“I have done enough to demonstrate the correctness of my details. The defects … are merely basic and fundamental.”
– Ambrose Bierce, The Flying Machine
“I have done enough to demonstrate the correctness of my details. The defects … are merely basic and fundamental.”
– Ambrose Bierce, The Flying Machine
I have a new toy: A Dell Latitude 10 tablet running Windows 8. As I’m a Dell Guy now, I’m not going to review it: Conflict of interest, you know.
But there are limits to my self-restraint, and besides, I haven’t yet run across an unbiased comparison of iPads and any-brand Windows 8 tablets — certainly not any that concentrate on what KJR’s readers care about most: getting work done.
Summary first: Windows 8 tablets win. By a big margin.
The specifics:
Windows 8 loses a bit on fit and finish. Microsoft just can’t seem to polish everything to a shine. The iPad is far slicker and smoother.
Never mind the dual UI problem (the desktop plus the “Modern” interface — the one with the big tiles). It might be kludgey, but I don’t have a better idea for one system that spans smartphones, tablets, and full-size computers.
No, the problem is that Microsoft botched the desktop interface. Three examples:
Pinch and zoom isn’t included. Except when it is. Sometimes, pinch-and-zoom works, for example, to adjust the text size in Internet Explorer or an Office (2013) document. Sometimes it doesn’t, like when you’re looking at the main Outlook display, or want to make the Ribbon or some other controls bigger.
I’m sure the design decision was made by highly trained user-interface professionals. Speaking as a highly unsophisticated szhlub who has to make sense of it, occasional pinch-and-zoom is better than nothing, but still irritating.
Keyboard madness: On the desktop, bring up a form. Any form. Tap your finger into a field on the bottom half of your screen. Up pops the onscreen keyboard, just as it should, hiding the input field, just as it shouldn’t.
Windows don’t stay put. Go to the desktop. Open a few applications. Rotate the tablet (in tablet mode) to a vertical orientation. Now rotate it back to horizontal. Note how every window has changed size, proportions, and position.
C’mon, boys and girls. It’s annoying little details like these that pile up into a general sense of your ineptitude.
Nonetheless, Windows 8 tablets beat iPads for business use, because …
Office matters: Windows 8 tablets run Windows. More important, they run Windows applications. Like, for example, Office.
iOS apps have corrupted too many Word documents. For self-protection I only work with disposable copies anymore.
Then there’s what all of the various iOS Office-replacement apps do to PowerPoint presentations — garble all but the simplest slides.

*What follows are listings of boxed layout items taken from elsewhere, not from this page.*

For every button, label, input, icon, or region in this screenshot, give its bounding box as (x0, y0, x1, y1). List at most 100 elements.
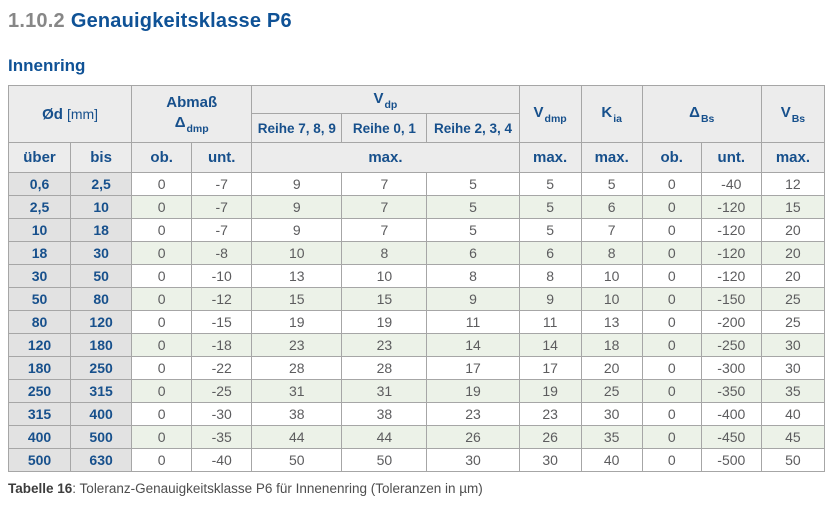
value-cell: 9 (251, 172, 343, 196)
col-group-diameter: Ød [mm] (7, 85, 133, 143)
value-cell: 8 (518, 264, 582, 288)
abmass-label: Abmaß (166, 93, 218, 111)
value-cell: 31 (251, 379, 343, 403)
value-cell: 0 (131, 172, 193, 196)
diameter-cell: 180 (7, 356, 72, 380)
value-cell: -450 (700, 425, 762, 449)
value-cell: 17 (426, 356, 520, 380)
diameter-cell: 50 (70, 264, 133, 288)
value-cell: -12 (191, 287, 253, 311)
table-row: 0,6 2,5 0 -7 9 7 5 5 5 0 -40 12 (7, 172, 826, 196)
value-cell: -25 (191, 379, 253, 403)
value-cell: 5 (580, 172, 643, 196)
value-cell: 38 (341, 402, 428, 426)
table-row: 18 30 0 -8 10 8 6 6 8 0 -120 20 (7, 241, 826, 265)
value-cell: 0 (641, 264, 702, 288)
value-cell: 30 (760, 356, 826, 380)
value-cell: 28 (341, 356, 428, 380)
value-cell: 8 (580, 241, 643, 265)
table-row: 500 630 0 -40 50 50 30 30 40 0 -500 50 (7, 448, 826, 472)
value-cell: 0 (131, 379, 193, 403)
value-cell: 35 (760, 379, 826, 403)
value-cell: 0 (641, 310, 702, 334)
value-cell: 25 (760, 310, 826, 334)
diameter-cell: 400 (70, 402, 133, 426)
value-cell: -500 (700, 448, 762, 472)
diameter-cell: 630 (70, 448, 133, 472)
value-cell: 5 (518, 218, 582, 242)
value-cell: 19 (518, 379, 582, 403)
value-cell: 0 (131, 195, 193, 219)
diameter-cell: 10 (7, 218, 72, 242)
diameter-cell: 315 (7, 402, 72, 426)
value-cell: 20 (760, 241, 826, 265)
value-cell: -250 (700, 333, 762, 357)
diameter-cell: 10 (70, 195, 133, 219)
diameter-cell: 250 (70, 356, 133, 380)
value-cell: -350 (700, 379, 762, 403)
value-cell: 9 (251, 218, 343, 242)
value-cell: 0 (131, 264, 193, 288)
table-body: 0,6 2,5 0 -7 9 7 5 5 5 0 -40 12 2,5 10 0 -7 9 7 5 5 6 0 -120 15… (7, 172, 826, 472)
value-cell: 11 (518, 310, 582, 334)
value-cell: -400 (700, 402, 762, 426)
value-cell: 8 (426, 264, 520, 288)
value-cell: 0 (131, 425, 193, 449)
value-cell: 5 (518, 172, 582, 196)
value-cell: 0 (131, 241, 193, 265)
value-cell: 11 (426, 310, 520, 334)
diameter-cell: 30 (70, 241, 133, 265)
col-group-vbs: VBs (760, 85, 826, 143)
value-cell: 44 (251, 425, 343, 449)
value-cell: 23 (341, 333, 428, 357)
value-cell: 0 (641, 218, 702, 242)
value-cell: 14 (426, 333, 520, 357)
section-number: 1.10.2 (8, 10, 65, 32)
value-cell: 23 (426, 402, 520, 426)
value-cell: 5 (426, 195, 520, 219)
value-cell: 30 (580, 402, 643, 426)
value-cell: -200 (700, 310, 762, 334)
value-cell: -10 (191, 264, 253, 288)
value-cell: 13 (580, 310, 643, 334)
value-cell: 0 (641, 241, 702, 265)
value-cell: -15 (191, 310, 253, 334)
value-cell: 23 (518, 402, 582, 426)
value-cell: 0 (131, 402, 193, 426)
subheader-unt-dmp: unt. (191, 142, 253, 173)
table-row: 2,5 10 0 -7 9 7 5 5 6 0 -120 15 (7, 195, 826, 219)
value-cell: 23 (251, 333, 343, 357)
value-cell: -150 (700, 287, 762, 311)
value-cell: 0 (641, 356, 702, 380)
value-cell: 20 (760, 264, 826, 288)
value-cell: 30 (426, 448, 520, 472)
value-cell: -35 (191, 425, 253, 449)
value-cell: -120 (700, 218, 762, 242)
value-cell: 45 (760, 425, 826, 449)
col-reihe-01: Reihe 0, 1 (341, 113, 428, 143)
diameter-unit: [mm] (66, 105, 99, 122)
diameter-cell: 120 (70, 310, 133, 334)
value-cell: -40 (191, 448, 253, 472)
value-cell: 0 (641, 425, 702, 449)
table-caption-text: : Toleranz-Genauigkeitsklasse P6 für Inn… (72, 481, 483, 496)
value-cell: -40 (700, 172, 762, 196)
table-row: 250 315 0 -25 31 31 19 19 25 0 -350 35 (7, 379, 826, 403)
diameter-cell: 315 (70, 379, 133, 403)
value-cell: 15 (341, 287, 428, 311)
table-row: 180 250 0 -22 28 28 17 17 20 0 -300 30 (7, 356, 826, 380)
diameter-cell: 18 (70, 218, 133, 242)
value-cell: 25 (580, 379, 643, 403)
value-cell: 10 (251, 241, 343, 265)
value-cell: 50 (341, 448, 428, 472)
value-cell: 38 (251, 402, 343, 426)
value-cell: -120 (700, 241, 762, 265)
value-cell: 0 (131, 287, 193, 311)
value-cell: 18 (580, 333, 643, 357)
tolerance-table: Ød [mm] Abmaß Δdmp Vdp Vdmp Kia ΔBs VBs (7, 85, 826, 472)
value-cell: 7 (580, 218, 643, 242)
value-cell: 26 (426, 425, 520, 449)
col-reihe-789: Reihe 7, 8, 9 (251, 113, 343, 143)
value-cell: 6 (426, 241, 520, 265)
value-cell: 19 (426, 379, 520, 403)
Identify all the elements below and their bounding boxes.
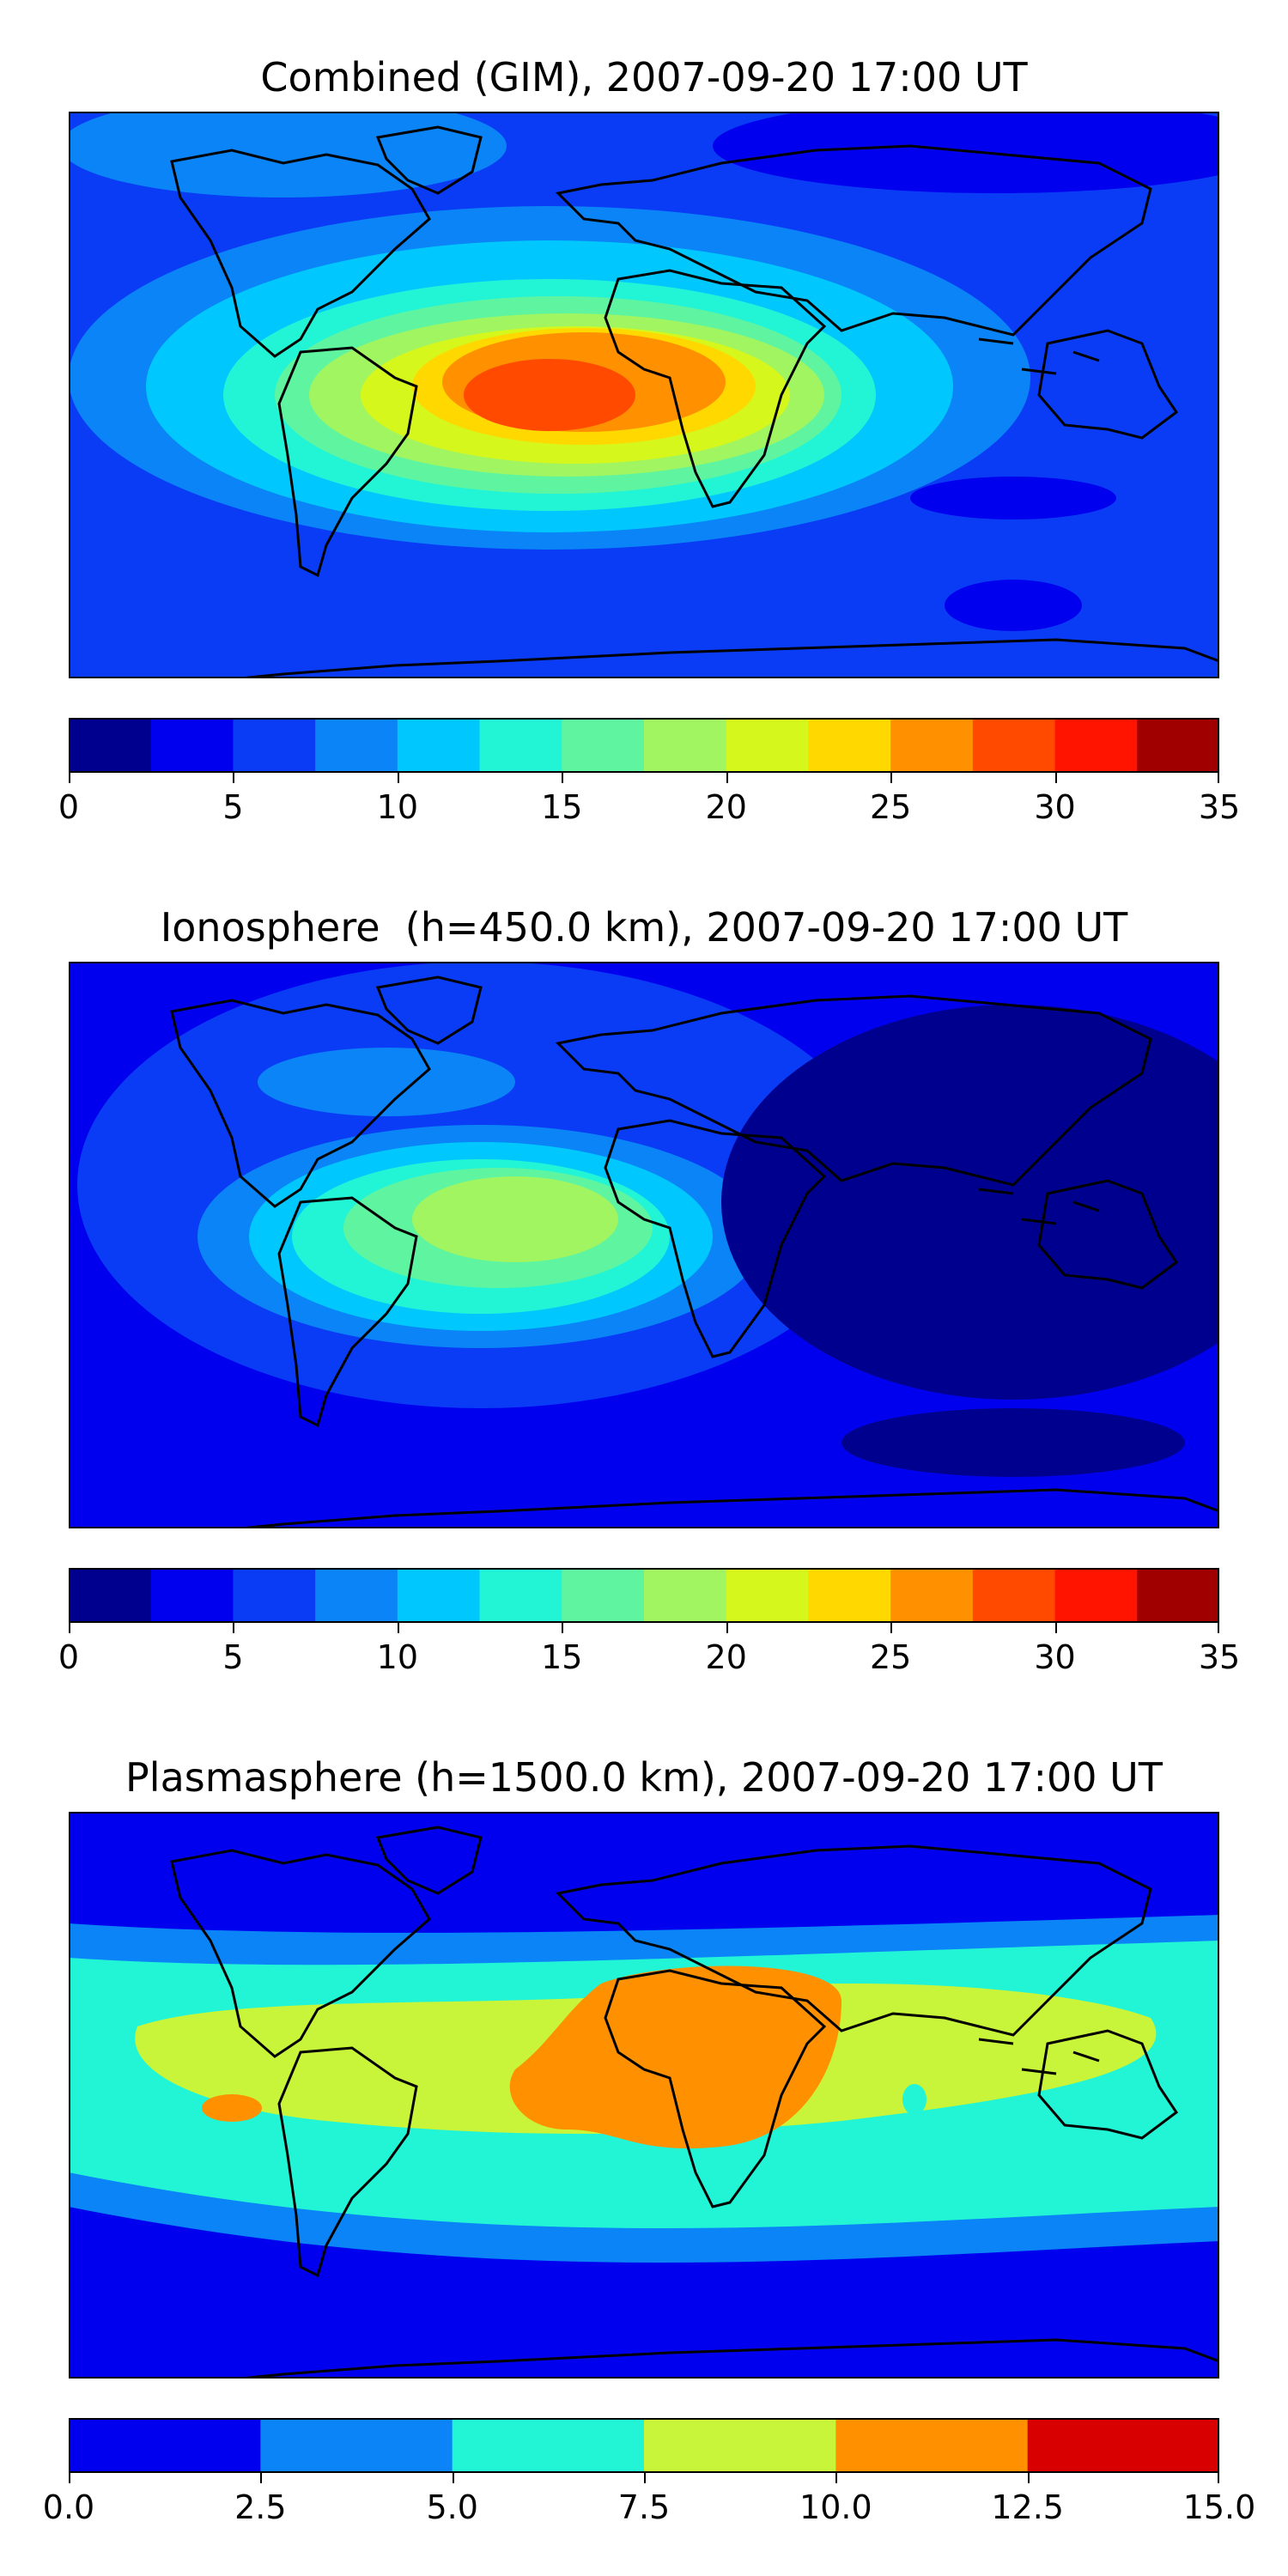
plasmasphere-tec-map xyxy=(69,1812,1219,2379)
colorbar-segment xyxy=(1027,2418,1219,2473)
colorbar-tick-label: 15 xyxy=(541,1638,583,1676)
colorbar-segment xyxy=(315,1568,398,1623)
colorbar-tick-label: 10 xyxy=(376,788,419,826)
colorbar-tick xyxy=(452,2473,454,2483)
colorbar-segment xyxy=(452,2418,645,2473)
colorbar-tick-label: 12.5 xyxy=(991,2488,1064,2526)
colorbar-tick xyxy=(562,1623,564,1633)
colorbar-segment xyxy=(644,1568,727,1623)
colorbar-tick-label: 25 xyxy=(869,788,912,826)
colorbar-tick xyxy=(835,2473,838,2483)
colorbar-tick xyxy=(1027,2473,1030,2483)
ionosphere-colorbar-ticks: 0 5 10 15 20 25 30 35 xyxy=(58,1623,1240,1683)
colorbar-segment xyxy=(1054,718,1138,773)
combined-colorbar-swatches xyxy=(69,718,1219,773)
colorbar-segment xyxy=(808,1568,891,1623)
colorbar-frame xyxy=(69,2418,1219,2473)
colorbar-tick xyxy=(890,1623,893,1633)
colorbar-tick-label: 2.5 xyxy=(234,2488,287,2526)
colorbar-tick-label: 35 xyxy=(1198,788,1241,826)
colorbar-tick xyxy=(726,1623,728,1633)
colorbar-segment xyxy=(808,718,891,773)
colorbar-tick-label: 25 xyxy=(869,1638,912,1676)
colorbar-tick-label: 0 xyxy=(58,1638,80,1676)
colorbar-tick xyxy=(726,773,728,783)
colorbar-segment xyxy=(479,1568,562,1623)
colorbar-tick xyxy=(233,773,235,783)
colorbar-segment xyxy=(150,1568,234,1623)
colorbar-tick xyxy=(644,2473,646,2483)
colorbar-tick-label: 30 xyxy=(1034,1638,1076,1676)
colorbar-segment xyxy=(233,1568,316,1623)
colorbar-tick xyxy=(69,2473,70,2483)
colorbar-tick-label: 5.0 xyxy=(426,2488,478,2526)
colorbar-tick xyxy=(1218,773,1219,783)
colorbar-segment xyxy=(562,718,645,773)
colorbar-tick-label: 15 xyxy=(541,788,583,826)
colorbar-segment xyxy=(69,1568,152,1623)
colorbar-segment xyxy=(890,1568,974,1623)
ionosphere-colorbar xyxy=(69,1568,1219,1623)
colorbar-frame xyxy=(69,718,1219,773)
colorbar-tick xyxy=(562,773,564,783)
plasmasphere-map-title: Plasmasphere (h=1500.0 km), 2007-09-20 1… xyxy=(125,1754,1163,1801)
colorbar-segment xyxy=(315,718,398,773)
colorbar-tick-label: 5 xyxy=(222,1638,244,1676)
colorbar-tick-label: 0 xyxy=(58,788,80,826)
colorbar-segment xyxy=(890,718,974,773)
colorbar-tick-label: 15.0 xyxy=(1182,2488,1256,2526)
colorbar-segment xyxy=(69,718,152,773)
colorbar-tick xyxy=(69,773,70,783)
colorbar-segment xyxy=(233,718,316,773)
colorbar-segment xyxy=(972,1568,1056,1623)
combined-map-title: Combined (GIM), 2007-09-20 17:00 UT xyxy=(260,54,1028,100)
colorbar-segment xyxy=(1054,1568,1138,1623)
colorbar-tick-label: 20 xyxy=(705,1638,747,1676)
colorbar-tick xyxy=(1054,773,1057,783)
colorbar-segment xyxy=(1137,1568,1219,1623)
ionosphere-map-title: Ionosphere (h=450.0 km), 2007-09-20 17:0… xyxy=(160,904,1128,951)
colorbar-tick xyxy=(397,773,399,783)
plasmasphere-colorbar-ticks: 0.0 2.5 5.0 7.5 10.0 12.5 15.0 xyxy=(43,2473,1255,2533)
colorbar-segment xyxy=(726,718,810,773)
colorbar-tick xyxy=(69,1623,70,1633)
colorbar-segment xyxy=(1137,718,1219,773)
ionosphere-colorbar-swatches xyxy=(69,1568,1219,1623)
ionosphere-tec-map xyxy=(69,962,1219,1528)
combined-colorbar-ticks: 0 5 10 15 20 25 30 35 xyxy=(58,773,1240,833)
colorbar-segment xyxy=(397,1568,481,1623)
colorbar-tick xyxy=(1218,1623,1219,1633)
colorbar-tick-label: 20 xyxy=(705,788,747,826)
colorbar-tick-label: 10 xyxy=(376,1638,419,1676)
colorbar-frame xyxy=(69,1568,1219,1623)
plasmasphere-colorbar-swatches xyxy=(69,2418,1219,2473)
colorbar-tick xyxy=(1218,2473,1219,2483)
combined-tec-map xyxy=(69,112,1219,678)
colorbar-tick-label: 30 xyxy=(1034,788,1076,826)
combined-colorbar xyxy=(69,718,1219,773)
colorbar-tick-label: 5 xyxy=(222,788,244,826)
colorbar-segment xyxy=(69,2418,261,2473)
colorbar-segment xyxy=(644,2418,836,2473)
colorbar-tick-label: 7.5 xyxy=(617,2488,671,2526)
colorbar-segment xyxy=(562,1568,645,1623)
colorbar-tick-label: 0.0 xyxy=(42,2488,95,2526)
colorbar-segment xyxy=(150,718,234,773)
colorbar-segment xyxy=(972,718,1056,773)
colorbar-tick xyxy=(397,1623,399,1633)
colorbar-tick xyxy=(890,773,893,783)
colorbar-tick-label: 35 xyxy=(1198,1638,1241,1676)
colorbar-segment xyxy=(397,718,481,773)
colorbar-tick xyxy=(1054,1623,1057,1633)
colorbar-tick-label: 10.0 xyxy=(799,2488,872,2526)
colorbar-segment xyxy=(479,718,562,773)
plasmasphere-colorbar xyxy=(69,2418,1219,2473)
colorbar-tick xyxy=(233,1623,235,1633)
colorbar-tick xyxy=(260,2473,263,2483)
colorbar-segment xyxy=(835,2418,1029,2473)
colorbar-segment xyxy=(726,1568,810,1623)
colorbar-segment xyxy=(644,718,727,773)
colorbar-segment xyxy=(260,2418,453,2473)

Most travelers need to (at least) view and review PowerPoint presentations and Word documents. With a Windows 8 tablet they can, without ever scratching their heads, wondering what the original looked like.
Note-taking: With Office comes OneNote. If that doesn’t do it for you, you can license InfoSelect, which, in spite of recent challenges with quality assurance, is absolutely awesome for organizing all the bits and pieces of information you otherwise wouldn’t know what to do with. And for finding it when you need it. Both are far superior to anything you can run on an iPad.
Styli (styluses?): Here’s one place Windows 8 wins on cosmetics.
First, it just inks better. My on-screen handwriting and printing are actually better than their pen and paper counterparts, because Windows 8 inks to sub-pixel resolution. The iPad? Your fingertip.
Inking might not seem like a big deal when you’re sitting at a desk where you can type, but the thing is, you aren’t always sitting at a desk. When you’re holding a tablet in one hand, writing is a lot faster and easier than one-handed typing.
And if you’re thinking note-taking with a stylus is so last-century, here’s a point: You can’t take all the notes you need to take with a keyboard. Take a look at the figure and you’ll understand the limitations keyboards bring to the note-taking party.
Then comes the coup de grace: Handwriting recognition. You can hand-write your notes and then turn them into text, with spectacular accuracy.
And it’s built into the OS as a service, so any place you use the on-screen keyboard you can also use the stylus to write your entries. Again, not a big deal at a desk, but imagine the possibilities for people who work while moving around … you know, doctors, nurses, plumbers, people like that.
Opinion: If you want to haul around just one system that handles everything (except phone calls) a Windows 8 tablet is your best choice. It’s good enough for entertainment (watching Netflix, reading Kindle books and so on).
And when you have to get down to work, even with all the aggravations there’s really no contest.